Comical economic spin enterprises aside, the jobs numbers solidified this as the second straight strong week for the governor, after a confusing start in which he denounced negative ads then appeared to have difficulty defining negativity. Baker rolled around the state on the “Had Enough?” bus, concluding at the end of the week that voters have. Cahill, still reeling from the national GOP’s cremation of his reputation, said he would hang back and let the voters decide whether to believe or resent the attacks.

It was cement week, as the narratives of the remainders of both the legislative cycle and the campaign appeared to settle, at least temporarily, and bind to each other. Both are for the time being three-player games, the rest of the Legislature and the voters hanging in the balance if not on every word.

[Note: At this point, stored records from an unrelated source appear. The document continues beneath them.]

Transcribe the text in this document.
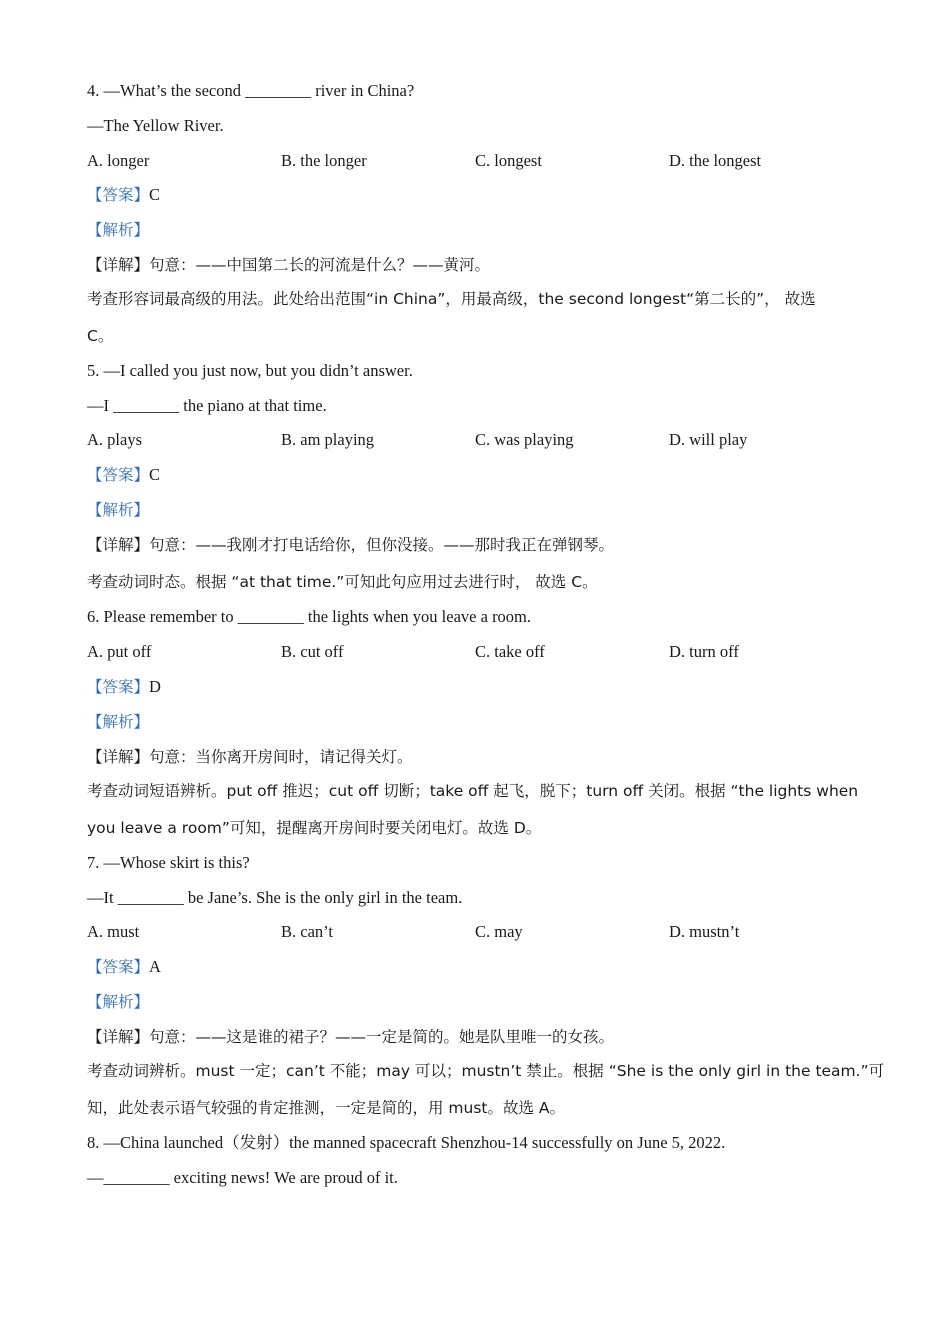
4. —What’s the second ________ river in China?
—The Yellow River.
A. longer	B. the longer	C. longest	D. the longest
【答案】C
【解析】
【详解】句意：——中国第二长的河流是什么？——黄河。
考查形容词最高级的用法。此处给出范围“in China”，用最高级，the second longest“第二长的”， 故选
C。
5. —I called you just now, but you didn’t answer.
—I ________ the piano at that time.
A. plays	B. am playing	C. was playing	D. will play
【答案】C
【解析】
【详解】句意：——我刚才打电话给你，但你没接。——那时我正在弹钢琴。
考查动词时态。根据 “at that time.”可知此句应用过去进行时， 故选 C。
6. Please remember to ________ the lights when you leave a room.
A. put off	B. cut off	C. take off	D. turn off
【答案】D
【解析】
【详解】句意：当你离开房间时，请记得关灯。
考查动词短语辨析。put off 推迟；cut off 切断；take off 起飞，脱下；turn off 关闭。根据 “the lights when
you leave a room”可知，提醒离开房间时要关闭电灯。故选 D。
7. —Whose skirt is this?
—It ________ be Jane’s. She is the only girl in the team.
A. must	B. can’t	C. may	D. mustn’t
【答案】A
【解析】
【详解】句意：——这是谁的裙子？——一定是简的。她是队里唯一的女孩。
考查动词辨析。must 一定；can’t 不能；may 可以；mustn’t 禁止。根据 “She is the only girl in the team.”可
知，此处表示语气较强的肯定推测，一定是简的，用 must。故选 A。
8. —China launched（发射）the manned spacecraft Shenzhou-14 successfully on June 5, 2022.
—________ exciting news! We are proud of it.
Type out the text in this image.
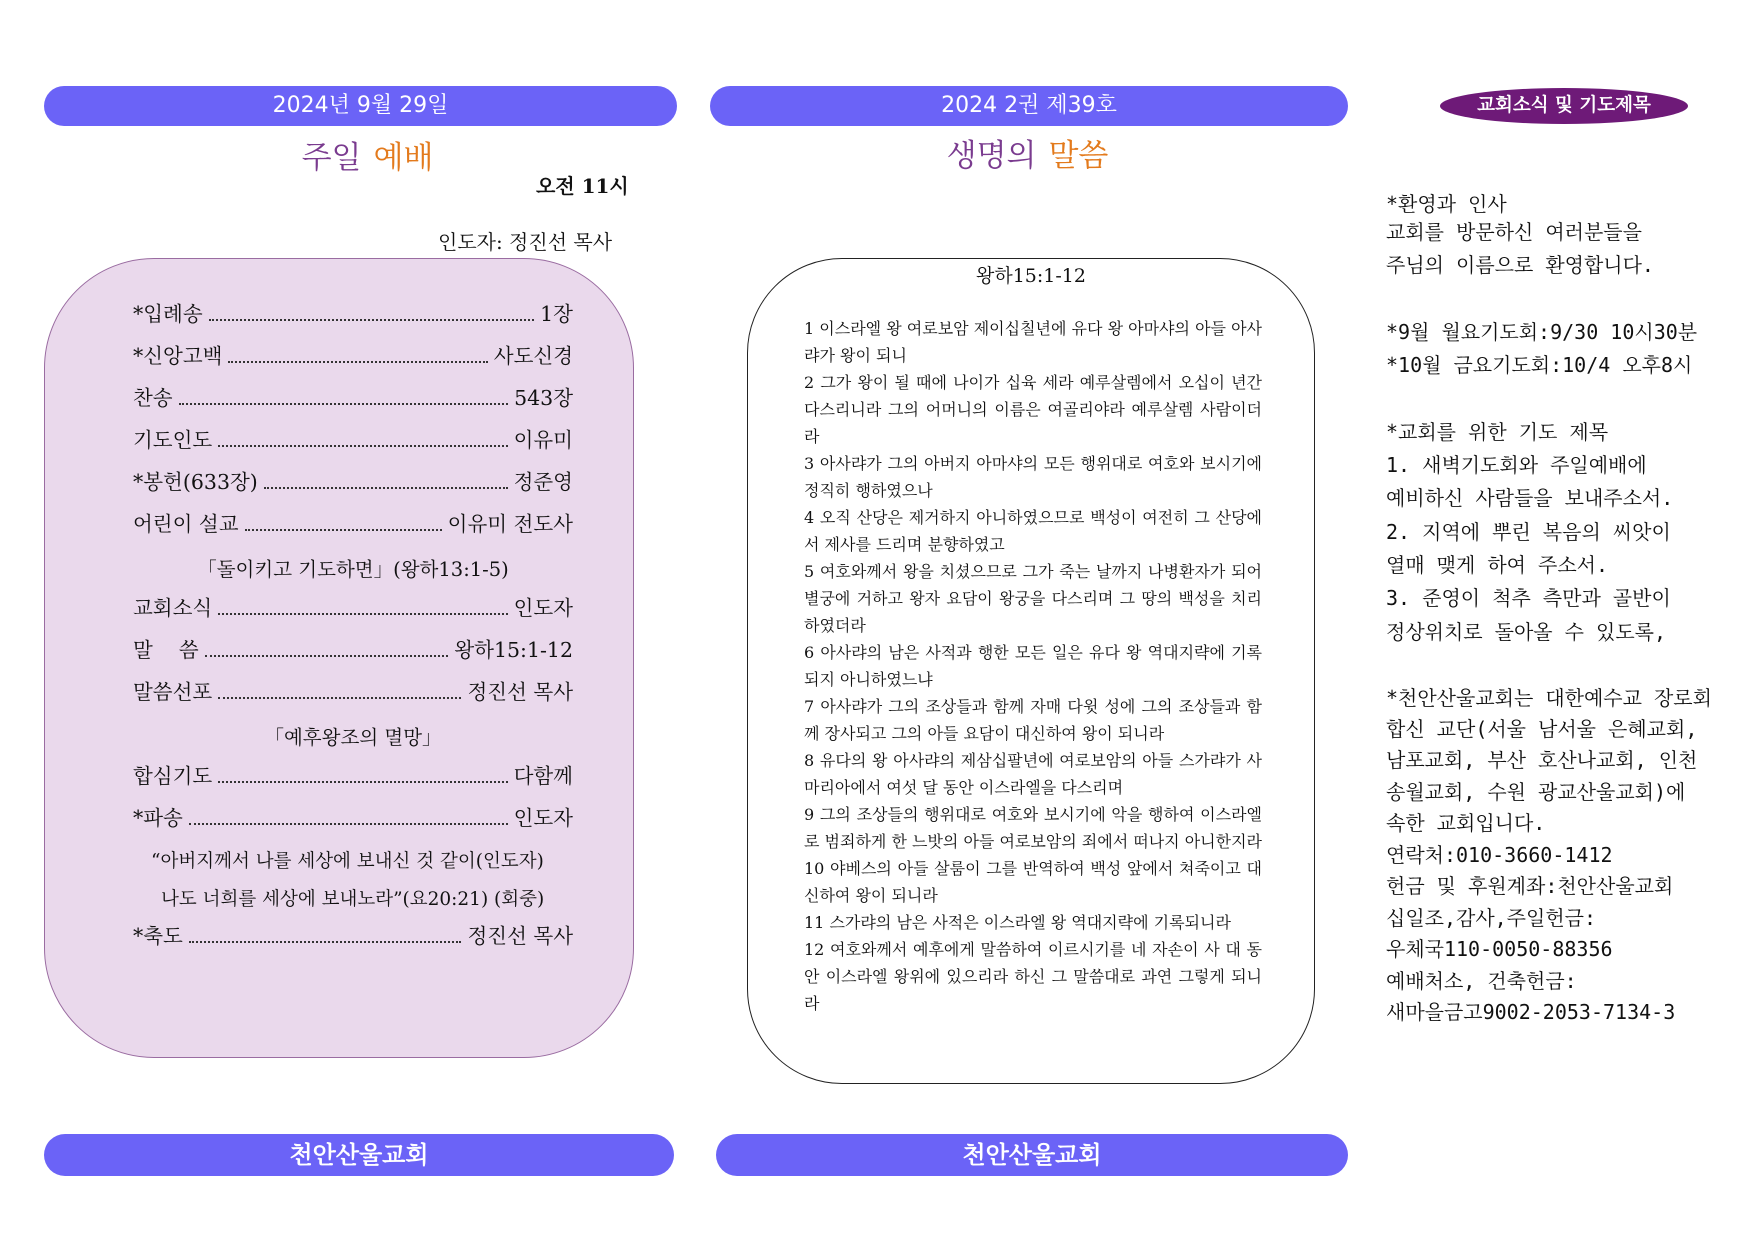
2024년 9월 29일
주일 예배
오전 11시
인도자: 정진선 목사
*입례송	1장
*신앙고백	사도신경
찬송	543장
기도인도	이유미
*봉헌(633장)	정준영
어린이 설교	이유미 전도사
「돌이키고 기도하면」(왕하13:1-5)
교회소식	인도자
말    씀	왕하15:1-12
말씀선포	정진선 목사
「예후왕조의 멸망」
합심기도	다함께
*파송	인도자
“아버지께서 나를 세상에 보내신 것 같이(인도자)
나도 너희를 세상에 보내노라”(요20:21) (회중)
*축도	정진선 목사
천안산울교회
2024 2권 제39호
생명의 말씀
왕하15:1-12
1 이스라엘 왕 여로보암 제이십칠년에 유다 왕 아마샤의 아들 아사랴가 왕이 되니
2 그가 왕이 될 때에 나이가 십육 세라 예루살렘에서 오십이 년간 다스리니라 그의 어머니의 이름은 여골리야라 예루살렘 사람이더라
3 아사랴가 그의 아버지 아마샤의 모든 행위대로 여호와 보시기에 정직히 행하였으나
4 오직 산당은 제거하지 아니하였으므로 백성이 여전히 그 산당에서 제사를 드리며 분향하였고
5 여호와께서 왕을 치셨으므로 그가 죽는 날까지 나병환자가 되어 별궁에 거하고 왕자 요담이 왕궁을 다스리며 그 땅의 백성을 치리하였더라
6 아사랴의 남은 사적과 행한 모든 일은 유다 왕 역대지략에 기록되지 아니하였느냐
7 아사랴가 그의 조상들과 함께 자매 다윗 성에 그의 조상들과 함께 장사되고 그의 아들 요담이 대신하여 왕이 되니라
8 유다의 왕 아사랴의 제삼십팔년에 여로보암의 아들 스가랴가 사마리아에서 여섯 달 동안 이스라엘을 다스리며
9 그의 조상들의 행위대로 여호와 보시기에 악을 행하여 이스라엘로 범죄하게 한 느밧의 아들 여로보암의 죄에서 떠나지 아니한지라
10 야베스의 아들 살룸이 그를 반역하여 백성 앞에서 쳐죽이고 대신하여 왕이 되니라
11 스가랴의 남은 사적은 이스라엘 왕 역대지략에 기록되니라
12 여호와께서 예후에게 말씀하여 이르시기를 네 자손이 사 대 동안 이스라엘 왕위에 있으리라 하신 그 말씀대로 과연 그렇게 되니라
천안산울교회
교회소식 및 기도제목
*환영과 인사
교회를 방문하신 여러분들을
주님의 이름으로 환영합니다.
*9월 월요기도회:9/30 10시30분
*10월 금요기도회:10/4 오후8시
*교회를 위한 기도 제목
1. 새벽기도회와 주일예배에
예비하신 사람들을 보내주소서.
2. 지역에 뿌린 복음의 씨앗이
열매 맺게 하여 주소서.
3. 준영이 척추 측만과 골반이
정상위치로 돌아올 수 있도록,
*천안산울교회는 대한예수교 장로회
합신 교단(서울 남서울 은혜교회,
남포교회, 부산 호산나교회, 인천
송월교회, 수원 광교산울교회)에
속한 교회입니다.
연락처:010-3660-1412
헌금 및 후원계좌:천안산울교회
십일조,감사,주일헌금:
우체국110-0050-88356
예배처소, 건축헌금:
새마을금고9002-2053-7134-3
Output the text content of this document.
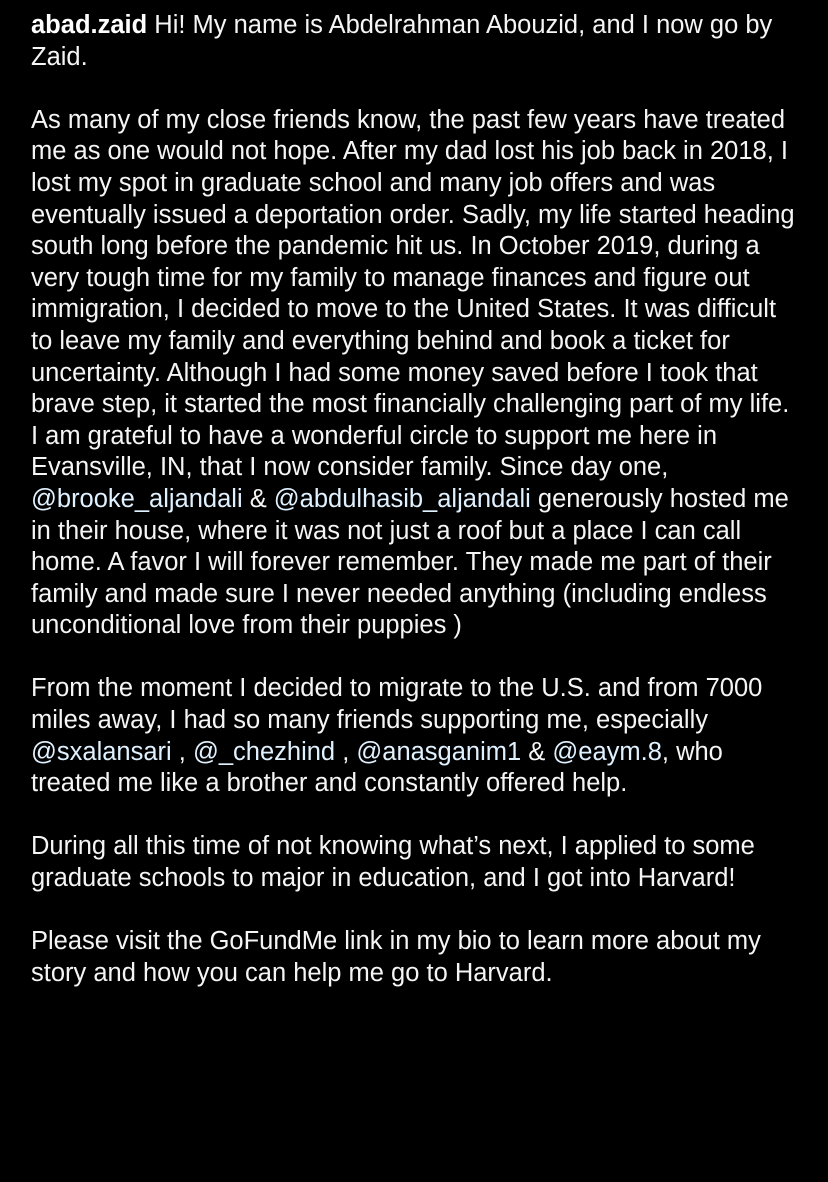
abad.zaid Hi! My name is Abdelrahman Abouzid, and I now go by Zaid.

As many of my close friends know, the past few years have treated me as one would not hope. After my dad lost his job back in 2018, I lost my spot in graduate school and many job offers and was eventually issued a deportation order. Sadly, my life started heading south long before the pandemic hit us. In October 2019, during a very tough time for my family to manage finances and figure out immigration, I decided to move to the United States. It was difficult to leave my family and everything behind and book a ticket for uncertainty. Although I had some money saved before I took that brave step, it started the most financially challenging part of my life. I am grateful to have a wonderful circle to support me here in Evansville, IN, that I now consider family. Since day one, @brooke_aljandali & @abdulhasib_aljandali generously hosted me in their house, where it was not just a roof but a place I can call home. A favor I will forever remember. They made me part of their family and made sure I never needed anything (including endless unconditional love from their puppies )

From the moment I decided to migrate to the U.S. and from 7000 miles away, I had so many friends supporting me, especially @sxalansari , @_chezhind , @anasganim1 & @eaym.8, who treated me like a brother and constantly offered help.

During all this time of not knowing what’s next, I applied to some graduate schools to major in education, and I got into Harvard!

Please visit the GoFundMe link in my bio to learn more about my story and how you can help me go to Harvard.
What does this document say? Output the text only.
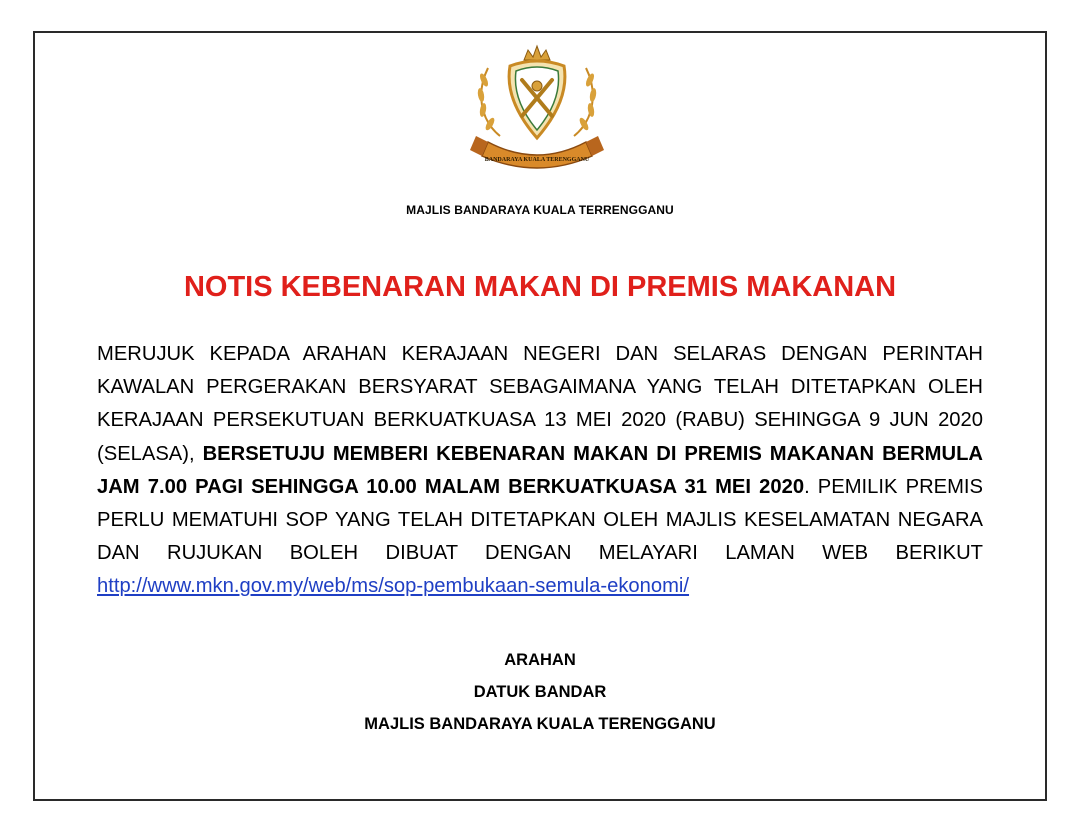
BANDARAYA KUALA TERENGGANU
MAJLIS BANDARAYA KUALA TERRENGGANU
NOTIS KEBENARAN MAKAN DI PREMIS MAKANAN
MERUJUK KEPADA ARAHAN KERAJAAN NEGERI DAN SELARAS DENGAN PERINTAH KAWALAN PERGERAKAN BERSYARAT SEBAGAIMANA YANG TELAH DITETAPKAN OLEH KERAJAAN PERSEKUTUAN BERKUATKUASA 13 MEI 2020 (RABU) SEHINGGA 9 JUN 2020 (SELASA), BERSETUJU MEMBERI KEBENARAN MAKAN DI PREMIS MAKANAN BERMULA JAM 7.00 PAGI SEHINGGA 10.00 MALAM BERKUATKUASA 31 MEI 2020. PEMILIK PREMIS PERLU MEMATUHI SOP YANG TELAH DITETAPKAN OLEH MAJLIS KESELAMATAN NEGARA DAN RUJUKAN BOLEH DIBUAT DENGAN MELAYARI LAMAN WEB BERIKUT http://www.mkn.gov.my/web/ms/sop-pembukaan-semula-ekonomi/
ARAHAN
DATUK BANDAR
MAJLIS BANDARAYA KUALA TERENGGANU
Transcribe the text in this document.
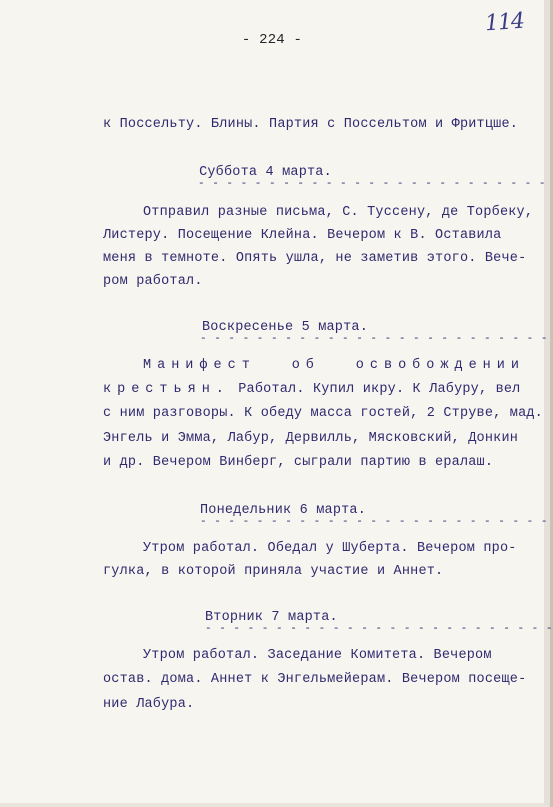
114
- 224 -
к Посcельту. Блины. Партия с Посcельтом и Фритцше.
Суббота 4 марта.
- - - - - - - - - - - - - - - - - - - - - - - - -
Отправил разные письма, С. Туссену, де Торбеку,
Листеру. Посещение Клейна. Вечером к В. Оставила
меня в темноте. Опять ушла, не заметив этого. Вече-
ром работал.
Воскресенье 5 марта.
- - - - - - - - - - - - - - - - - - - - - - - - -
Манифест	об	освобождении
крестьян. Работал. Купил икру. К Лабуру, вел
с ним разговоры. К обеду масса гостей, 2 Струве, мад.
Энгель и Эмма, Лабур, Дервилль, Мясковский, Донкин
и др. Вечером Винберг, сыграли партию в ералаш.
Понедельник 6 марта.
- - - - - - - - - - - - - - - - - - - - - - - - -
Утром работал. Обедал у Шуберта. Вечером про-
гулка, в которой приняла участие и Аннет.
Вторник 7 марта.
- - - - - - - - - - - - - - - - - - - - - - - - -
Утром работал. Заседание Комитета. Вечером
остав. дома. Аннет к Энгельмейерам. Вечером посеще-
ние Лабура.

STORY OF THE WEEK: DeLeo giveth and/or DeLeo taketh away.

SOMEWHERE, LOU DIAMOND PHILLIPS WEEPS: Former state Treasurer Joseph Malone won an upgrade from the National Republican Congressional Committee to “on the radar” status Tuesday, a nod to Malone’s fundraising as he seeks the GOP nomination for the 10th Congressional District. There may have been a miscommunication or an oversight or whatever, though, as Malone was tabbed for the NRCC’s “Young Guns” program. Malone was born in 1954. The NRCC says the candidate’s age doesn’t have anything to do with the age of the candidate. Busy week for the 10th. While Democratic candidate William Keating’s ginormous pension received the glut of the campaign’s early negative coverage, this week there was much attention on whether Rep. Jeff Perry during his career as a police officer stood by while his partner allegedly sexually assaulted a girl and on state Sen. Robert O’Leary’s brother resigning from the Caritas Carney Hospital presidency for hitting up Carney-affiliated doctors for campaign fundraisers.